Eza dengan tangan memegang stang, mendongakan kepala; sombong.

Mmm... kening Ara mengkerut. "Motor Abang yang kemaren ke mana?"

"Gue jual terus beliin motor ini. Bekas tapi masih bagus. Kan, mayan duit sisanya bisa buat sehari-hari," sahut Eza dengan senyuman lebar membuat mata minimalisnya jadi hilang.

"Tapi, kan, yang kemaren bukannya motor kesayangan Bang Eza?"

Ya, motor ninja 4 tak yang sudah dimodifikasi sedemikian rupa, setiap hari dilap supaya berkilau, bahkan Eza lebih sayang motornya daripada Ara.

"Lo bilang gue gak boleh balapan lagi."

Ara menggigit kulit bagian dalam bibirnya. "Tapi, kan, Ara gak suruh Abang jual motornya. Itu, kan, motor kesayangan Bang Eza." Wajah Ara jadi menyendu, merasa bersalah.

"Jangan manyun kayak gitu, nanti gue yang dimarahin Dido. Udah, ah, buruan naek. Mending pake matic, enak, enteng," ucap Eza.

Masih dengan wajahnya yang menunjukkan perasaan bersalah, Ara mengangkat kakinya, menaiki motor matic itu, lalu memegang ujung kaos merah Eza. Jujur, selama ini Ara tak merasa begitu dekat dengan Eza. Dia selalu dengan Dido; yang menjemput sekolah biasanya Dido, yang antar biasanya Dido, yang membantunya ini itu Dido, yang selalu di rumah menemaninya juga Dido. Kalau sama Eza hanya sesekali, itu pun jika terpaksa kalau Dido sedang tidak ada.

-

"Maklum, Ra, motor bekas."

Eza berucap sembari menyodorkan susu kotak dingin kepada Ara.

Mereka berdua belum sampai rumah. Tiba tiba ban motor bocor, untung saja ada tempat tambal ban yang tak jauh dari lokasi.

Eza duduk di samping Ara dengan kopi kaleng di tangannya. Dia lalu menyalakan sebatang rokok. Ara melirik tak suka. Salah satu perbedaan mencolok kakak pertama dan keduanya: Dido tidak merokok, tapi Eza itu jagonya rokok.

Tapi kemudian Eza melangkah menjauh. Duduk berjongkok dekat abang-abang yang sedang menambal ban. Ya, bagusnya Eza selalu mengerti kalau Ara benci asap rokok.

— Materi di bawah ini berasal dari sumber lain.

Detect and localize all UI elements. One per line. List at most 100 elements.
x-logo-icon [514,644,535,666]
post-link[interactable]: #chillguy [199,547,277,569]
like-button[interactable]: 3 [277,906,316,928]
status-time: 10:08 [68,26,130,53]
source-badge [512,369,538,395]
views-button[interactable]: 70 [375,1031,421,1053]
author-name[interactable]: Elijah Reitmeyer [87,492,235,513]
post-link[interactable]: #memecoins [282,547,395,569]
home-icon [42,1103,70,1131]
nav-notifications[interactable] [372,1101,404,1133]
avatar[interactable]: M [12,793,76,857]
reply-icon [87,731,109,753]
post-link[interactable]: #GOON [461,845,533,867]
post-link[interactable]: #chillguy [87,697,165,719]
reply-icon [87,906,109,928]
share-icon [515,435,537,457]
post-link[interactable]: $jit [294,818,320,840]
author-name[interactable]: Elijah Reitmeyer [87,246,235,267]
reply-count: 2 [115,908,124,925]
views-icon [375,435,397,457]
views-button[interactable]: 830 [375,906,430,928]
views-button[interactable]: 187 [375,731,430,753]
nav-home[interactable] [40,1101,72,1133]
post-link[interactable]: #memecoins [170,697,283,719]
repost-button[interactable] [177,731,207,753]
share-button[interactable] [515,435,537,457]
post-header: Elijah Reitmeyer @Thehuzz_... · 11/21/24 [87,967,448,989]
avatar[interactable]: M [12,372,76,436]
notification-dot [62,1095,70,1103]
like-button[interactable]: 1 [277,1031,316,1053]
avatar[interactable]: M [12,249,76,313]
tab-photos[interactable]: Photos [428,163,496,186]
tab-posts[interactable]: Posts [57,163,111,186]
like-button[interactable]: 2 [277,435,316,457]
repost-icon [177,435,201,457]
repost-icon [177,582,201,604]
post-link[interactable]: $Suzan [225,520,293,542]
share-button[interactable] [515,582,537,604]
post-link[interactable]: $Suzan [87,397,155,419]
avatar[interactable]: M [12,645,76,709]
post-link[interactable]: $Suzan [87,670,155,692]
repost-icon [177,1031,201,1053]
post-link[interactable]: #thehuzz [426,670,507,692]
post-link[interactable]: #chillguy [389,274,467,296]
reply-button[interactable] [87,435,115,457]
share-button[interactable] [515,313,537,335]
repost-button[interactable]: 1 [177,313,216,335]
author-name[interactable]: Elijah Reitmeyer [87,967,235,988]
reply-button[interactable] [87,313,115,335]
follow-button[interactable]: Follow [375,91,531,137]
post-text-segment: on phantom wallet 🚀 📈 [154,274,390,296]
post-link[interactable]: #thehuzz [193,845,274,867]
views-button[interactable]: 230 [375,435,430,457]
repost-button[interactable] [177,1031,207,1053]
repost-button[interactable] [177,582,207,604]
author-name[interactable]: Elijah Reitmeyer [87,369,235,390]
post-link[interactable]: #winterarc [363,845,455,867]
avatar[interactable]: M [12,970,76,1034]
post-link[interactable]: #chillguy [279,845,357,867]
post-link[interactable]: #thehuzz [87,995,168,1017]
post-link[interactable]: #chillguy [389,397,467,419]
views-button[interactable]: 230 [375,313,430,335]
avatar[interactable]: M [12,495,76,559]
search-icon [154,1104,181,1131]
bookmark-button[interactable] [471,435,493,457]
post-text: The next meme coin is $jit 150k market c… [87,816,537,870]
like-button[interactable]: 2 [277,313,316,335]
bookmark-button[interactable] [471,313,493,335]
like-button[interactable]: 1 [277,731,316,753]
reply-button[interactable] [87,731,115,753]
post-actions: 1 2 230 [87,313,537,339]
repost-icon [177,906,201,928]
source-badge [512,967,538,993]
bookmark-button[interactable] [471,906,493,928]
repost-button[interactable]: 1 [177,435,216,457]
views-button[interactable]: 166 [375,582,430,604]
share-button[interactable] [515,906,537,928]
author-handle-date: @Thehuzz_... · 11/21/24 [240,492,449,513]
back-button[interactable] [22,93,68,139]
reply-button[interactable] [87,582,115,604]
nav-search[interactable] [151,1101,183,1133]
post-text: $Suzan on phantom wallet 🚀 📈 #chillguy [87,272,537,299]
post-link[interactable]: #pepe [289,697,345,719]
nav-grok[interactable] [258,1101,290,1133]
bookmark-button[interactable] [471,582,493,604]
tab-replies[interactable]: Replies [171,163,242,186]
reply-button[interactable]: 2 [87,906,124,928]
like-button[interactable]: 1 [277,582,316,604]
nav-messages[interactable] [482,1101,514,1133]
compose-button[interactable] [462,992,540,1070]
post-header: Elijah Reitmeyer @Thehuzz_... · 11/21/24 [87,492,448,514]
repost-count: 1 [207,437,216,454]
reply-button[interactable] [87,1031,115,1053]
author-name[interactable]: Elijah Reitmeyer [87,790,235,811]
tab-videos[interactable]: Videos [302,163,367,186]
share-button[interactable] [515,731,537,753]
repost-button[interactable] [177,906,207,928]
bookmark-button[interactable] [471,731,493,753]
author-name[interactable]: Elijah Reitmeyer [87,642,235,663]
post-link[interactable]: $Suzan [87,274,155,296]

Eza tampak mengobrol dengan abang tambal ban itu sembari sesekali terkekeh.

Ujung bibir Ara terangkat sedikit.

Banyak teman sekolahnya yang lebih menyukai Eza dibanding Dido. Katanya, Eza itu berkharisma, wajah Eza itu lucu: matanya kecil, bibirnya kecil, dan hidungnya juga kecil dan runcing. Jika tersenyum, mata kecil Eza akan menghilang, tambah bikin klepek-klepek kalau kata teman Ara, apalagi dengan tangannya yang berhias tato dengan warna yang terlihat cocok dengan kulit putih pucatnya.

"Abang lo yang kedua itu badboy look abis, tapi manis banget, Raaaa!!!"

Itu kata teman dekatnya dengan heboh, membuat Ara hanya bisa menatapnya aneh.

"Makasih, Bang. Ayok, Ra."

Ara tersadar dari lamunannya. Dia segera beranjak dengan tangan memegang erat susu kotak yang tadi diberikan Eza. Bibirnya tersenyum.

"Cie, udah gak ngambek lagi," goda Eza.

Tercyduk. Ara langsung menurunkan kedua ujung bibirnya kembali, sedikit dimajukan.

"Gue bikinin spaghetti carbonara biar lo gak cemberut lagi."

"Emang bisa?"

"YAK... nggak bisa, sih, hehe. Tapi, kan, bisa liat YouTube, Ra."

Eza memakai helmnya.

Ara naik ke atas motor. Sepanjang jalan, dia menatap ke langit biru yang dihiasi gumpalan awan putih cerah.

'Bang Ido lagi ngapain di sana?'

'Bang Eza gak bisa bikin spaghetti carbonara.'

'Bang Eza sekarang pake matic, motor kesayangannya dijual.'

'Bang Ido pasti udah liat, ya, dari sana?'

'Ara kangen Bang Ido.'

'Baru satu hari, tapi kangennya udah kayak ditinggal 1000 hari.'

"Bang Ido jangan khawatir, Ara aman sama Bang Eza. :)'



--------------tbc--------------->>>>>>>>>>>>>>>>

Pemanasan:)


Mmmm.
Satu..
Jangan berekspektasi lebih pada ceritaku yah :)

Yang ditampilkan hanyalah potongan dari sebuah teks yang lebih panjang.